Swarajya StaffFeb 02, 2021, 09:10 AM | Updated 09:09 AM IST
The procession of the inquisition of Goa

The procession of the inquisition of Goa


Finance Minister Nirmala Sitharaman announced today in the budget speech that Goa will be allocated Rs 300 for celebrating the 60th anniversary of the liberation from Portuguese rule.

Goa Liberation Day is observed on 19 December every year. It was liberated in 1961 from around 450 years of Portuguese rule. The day also marked the Indian territory becoming completely free from the European rule.

The Goa liberation movement characterised by revolts and uprisings in the 19th century and non-violent Gandhian methods in the 20th century. By the 1940s, the Goan independence movement had gained momentum along with the broader Indian independence movement.

After Indian independence from the British rule in 1947, Portugal and France refused to cede their colonies. Subsequently, India launched a campaign through the UN to persuade both to leave India peacefully.

Meanwhile, Azad Gomantak Dal, a revolutionary group led by Vishwanath Lawande, Prabhaker Trivikram Vaidya, Narayan Hari Naik, Dattatraya Deshpande, Prabhakar Sinari carried out raids on police stations and factories and attacked troops. they freed Dadra and Nagar Haveli, a part of Goa, through armed action.

The revolutionary acts by Azad Gomantak Dal included second-in-command Prabhaker Vaidya leading a daring attack on the Cuncolim police station and armoury. This ended up being a big success, with Vaidya and his men overpowering the cops and capturing a large cache of weapons.

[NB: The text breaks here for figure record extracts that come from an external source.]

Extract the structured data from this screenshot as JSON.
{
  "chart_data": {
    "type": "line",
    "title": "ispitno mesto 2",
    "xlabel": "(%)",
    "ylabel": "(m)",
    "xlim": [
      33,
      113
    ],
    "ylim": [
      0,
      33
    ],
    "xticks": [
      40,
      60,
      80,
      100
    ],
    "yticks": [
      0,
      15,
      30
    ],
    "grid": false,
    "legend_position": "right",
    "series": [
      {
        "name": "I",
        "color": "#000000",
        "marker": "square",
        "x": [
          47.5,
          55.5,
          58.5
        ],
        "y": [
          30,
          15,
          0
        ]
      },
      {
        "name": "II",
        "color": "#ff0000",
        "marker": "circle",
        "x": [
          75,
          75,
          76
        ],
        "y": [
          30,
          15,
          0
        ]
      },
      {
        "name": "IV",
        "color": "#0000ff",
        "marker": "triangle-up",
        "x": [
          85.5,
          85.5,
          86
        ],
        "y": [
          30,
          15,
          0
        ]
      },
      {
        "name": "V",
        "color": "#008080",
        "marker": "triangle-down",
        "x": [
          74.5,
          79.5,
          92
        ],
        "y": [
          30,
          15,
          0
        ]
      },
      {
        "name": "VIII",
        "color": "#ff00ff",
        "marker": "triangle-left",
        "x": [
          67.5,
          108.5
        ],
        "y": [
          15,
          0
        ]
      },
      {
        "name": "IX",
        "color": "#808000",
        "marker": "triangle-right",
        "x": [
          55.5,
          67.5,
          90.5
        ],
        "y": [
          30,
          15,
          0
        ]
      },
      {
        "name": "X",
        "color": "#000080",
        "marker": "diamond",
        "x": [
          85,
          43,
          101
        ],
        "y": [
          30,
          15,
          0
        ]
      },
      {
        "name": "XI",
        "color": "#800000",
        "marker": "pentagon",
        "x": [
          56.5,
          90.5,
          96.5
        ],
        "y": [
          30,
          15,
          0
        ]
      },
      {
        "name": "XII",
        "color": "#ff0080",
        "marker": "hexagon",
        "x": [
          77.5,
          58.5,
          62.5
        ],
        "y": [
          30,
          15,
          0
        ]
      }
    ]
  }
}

In addition to these actions, the Satyagraha continued to free Goa from the foreign rule. Nehru, however, buckled under the pressure and denounced the Satyagraha in 1955.

Ultimately, after the Portuguese didn’t respond to diplomacy, Government of India launched a military operation. On 18 and 19 December 1961, Indian troops entered Goa with little resistance and the governor-general of Portuguese India signed an instrument of surrender.

The 60th anniversary of the Liberation Day also brings hope for the native population which suffered immensely under the Portuguese rule. This chapter of Indian history received little attention from the historians of the modern India.

The Portuguese Inquisition of Goa saw brutal persecution of the native population. The Inquisition laws made practice of Hinduism and the use of the Konkani language a criminal offence. The Hindu temples and scriptures were systematically systematically destroyed.

Filippo Sassetti, a traveller and merchant from a Florentine mercantile family who visited Portugese Goa wrote:

"The fathers of the Church forbade the Hindus under terrible penalties the use of their own sacred books, and prevented them from all exercise of their religion. They destroyed their temples, and so harassed and interfered with the people that they abandoned the city in large numbers, refusing to remain any longer in a place where they had no liberty, and were liable to imprisonment, torture and death if they worshipped after their own fashion the gods of their fathers."

While the inquisition formally ended in 1812, discrimination and persecution in various forms continued.